When Cooper’s request to put in double yellow lines at the junction where her son died was denied, she accused Prince Charles of prioritising aesthetics over road safety. At first, Charles agreed to install double yellow lines because of the “strength of feeling” felt by Hallet’s family, but in a later statement, only agreed to install two traffic bollards instead.

Cooper has stated: “It is ridiculous. Parked cars on the junction where Richard crashed made sightlines hard and they know that full well.

“The truth is Prince Charles doesn’t want road furniture because he doesn’t want Poundbury to look like other towns with road signs at junctions. The duchy feel if they agree to do this at one junction they’ll have to do it at all the danger spots in Poundbury.”

She also added: “It’s them putting the prettiness of the town above saving lives”, saying that some parts of the town were a “death trap”.

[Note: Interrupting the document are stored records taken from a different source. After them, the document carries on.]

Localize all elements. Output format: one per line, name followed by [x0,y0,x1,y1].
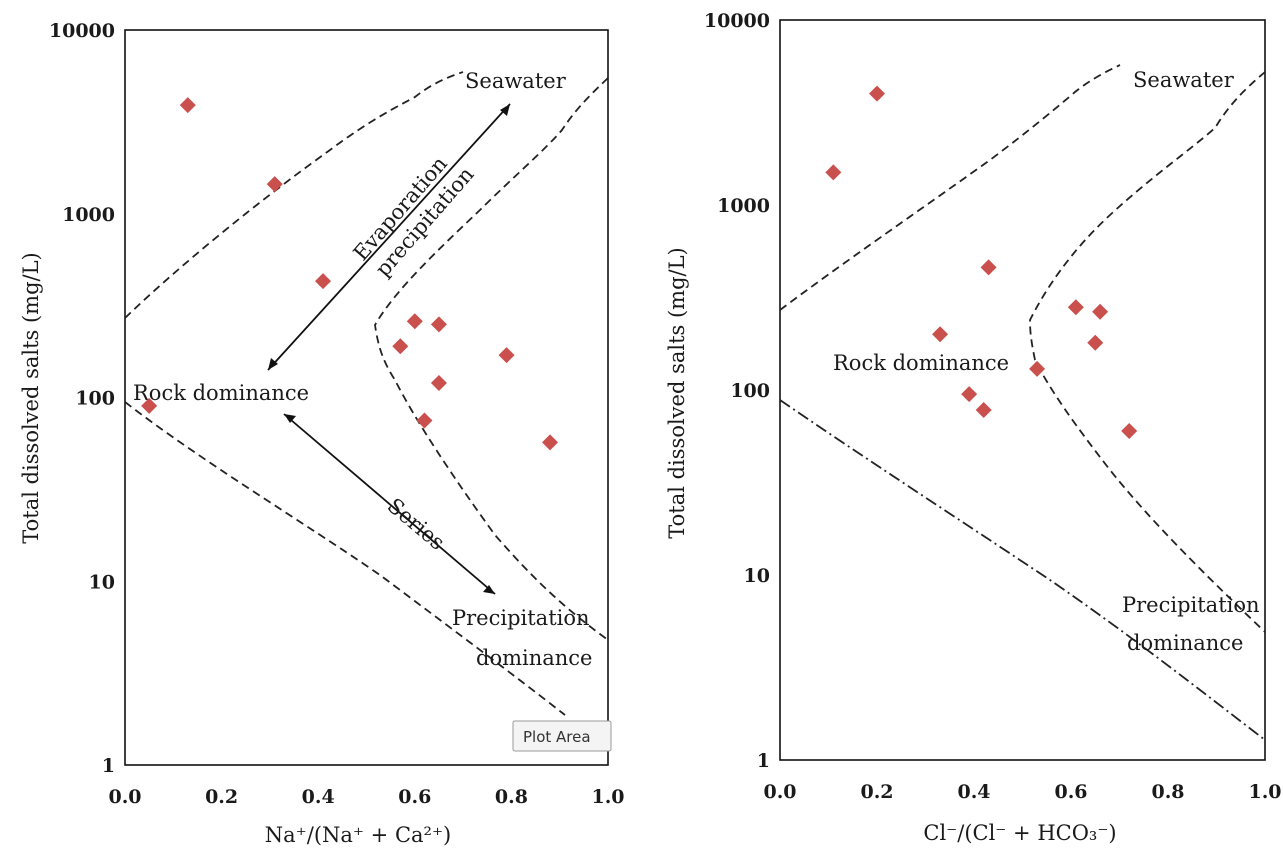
left-y-axis-label: Total dissolved salts (mg/L) [19,252,43,544]
right-data-point[interactable] [975,401,992,418]
left-precipitation-dominance-line1: Precipitation [452,606,590,630]
left-x-tick-label: 0.2 [205,786,238,808]
right-x-tick-label: 0.2 [860,781,893,803]
right-x-tick-label: 0.0 [763,781,796,803]
left-data-point[interactable] [542,434,559,451]
left-precipitation-dominance-line2: dominance [476,646,592,670]
left-data-point[interactable] [406,313,423,330]
left-plot-area[interactable] [124,29,609,766]
right-data-point[interactable] [980,259,997,276]
right-y-tick-label: 1 [757,750,770,772]
right-x-tick-label: 0.8 [1151,781,1184,803]
right-data-point[interactable] [1087,334,1104,351]
left-series-label: Series [383,493,450,554]
right-chart: Seawater Rock dominance Precipitation do… [665,10,1282,845]
left-data-point[interactable] [141,397,158,414]
right-y-tick-label: 100 [730,380,770,402]
left-y-tick-label: 10000 [49,20,115,42]
left-rock-dominance-label: Rock dominance [133,381,309,405]
left-data-point[interactable] [430,316,447,333]
left-chart: Seawater Evaporation precipitation Rock … [19,20,625,847]
right-y-tick-label: 1000 [717,195,770,217]
right-x-tick-label: 0.4 [957,781,990,803]
right-data-point[interactable] [932,326,949,343]
right-data-point[interactable] [1092,303,1109,320]
right-data-point[interactable] [869,85,885,102]
right-data-point[interactable] [1067,299,1084,316]
right-plot-area[interactable] [779,19,1266,761]
right-upper-envelope-line [779,64,1121,311]
left-upper-envelope-line [124,71,464,319]
right-data-point[interactable] [1121,423,1138,440]
left-data-point[interactable] [416,412,433,429]
left-x-tick-label: 0.0 [108,786,141,808]
plot-area-tooltip: Plot Area [512,720,612,752]
right-data-point[interactable] [1029,360,1046,377]
right-y-axis-label: Total dissolved salts (mg/L) [665,247,689,539]
right-seawater-label: Seawater [1133,68,1235,92]
right-data-point[interactable] [961,386,978,403]
left-evaporation-arrow [267,103,511,371]
left-data-point[interactable] [392,338,409,355]
left-data-point[interactable] [498,347,515,364]
left-x-tick-label: 0.4 [302,786,335,808]
right-y-tick-label: 10000 [704,10,770,32]
right-y-tick-label: 10 [744,565,770,587]
left-seawater-label: Seawater [465,69,567,93]
left-y-tick-label: 1000 [62,204,115,226]
right-data-points [825,85,1138,440]
right-x-axis-label: Cl⁻/(Cl⁻ + HCO₃⁻) [923,821,1116,845]
left-y-tick-label: 10 [89,571,115,593]
right-inner-envelope-line [1029,71,1266,633]
left-data-point[interactable] [315,273,332,290]
right-rock-dominance-label: Rock dominance [833,351,1009,375]
right-lower-envelope-line [779,399,1266,741]
left-data-point[interactable] [266,176,283,193]
right-x-tick-label: 0.6 [1054,781,1087,803]
right-tick-labels: 0.0 0.2 0.4 0.6 0.8 1.0 1 10 100 1000 10000 [704,10,1282,803]
left-x-tick-label: 1.0 [591,786,624,808]
right-x-tick-label: 1.0 [1248,781,1281,803]
right-precipitation-dominance-line2: dominance [1127,631,1243,655]
right-precipitation-dominance-line1: Precipitation [1122,593,1260,617]
left-series-arrow [283,413,496,595]
right-data-point[interactable] [825,164,842,181]
left-data-points [141,97,559,451]
left-x-axis-label: Na⁺/(Na⁺ + Ca²⁺) [265,823,451,847]
left-tick-labels: 0.0 0.2 0.4 0.6 0.8 1.0 1 10 100 1000 10000 [49,20,625,808]
left-data-point[interactable] [179,97,196,114]
left-x-tick-label: 0.6 [398,786,431,808]
left-y-tick-label: 100 [75,388,115,410]
left-x-tick-label: 0.8 [495,786,528,808]
left-y-tick-label: 1 [102,755,115,777]
left-data-point[interactable] [430,374,447,391]
left-inner-envelope-line [374,77,609,641]
plot-area-tooltip-text: Plot Area [523,728,591,746]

A spokesperson for Prince Charles has said: “Having investigated the matter further with the highways department of Dorset council, it became clear the key reasons for this tragic accident were not related to the highway design and there would be no real benefit of installing double yellow lines. We have therefore taken the decision not to go ahead.”

However, Brendan Allen, the assistant coroner at Dorset Council, said he was concerned about road safety after the inquest over Hallet’s death and urged changes to be made to save lives.

Only some of the roads in Poundbury are owned by Dorset Council, meaning changes to these roads can only be made if Prince Charles agrees to ongoing campaigns.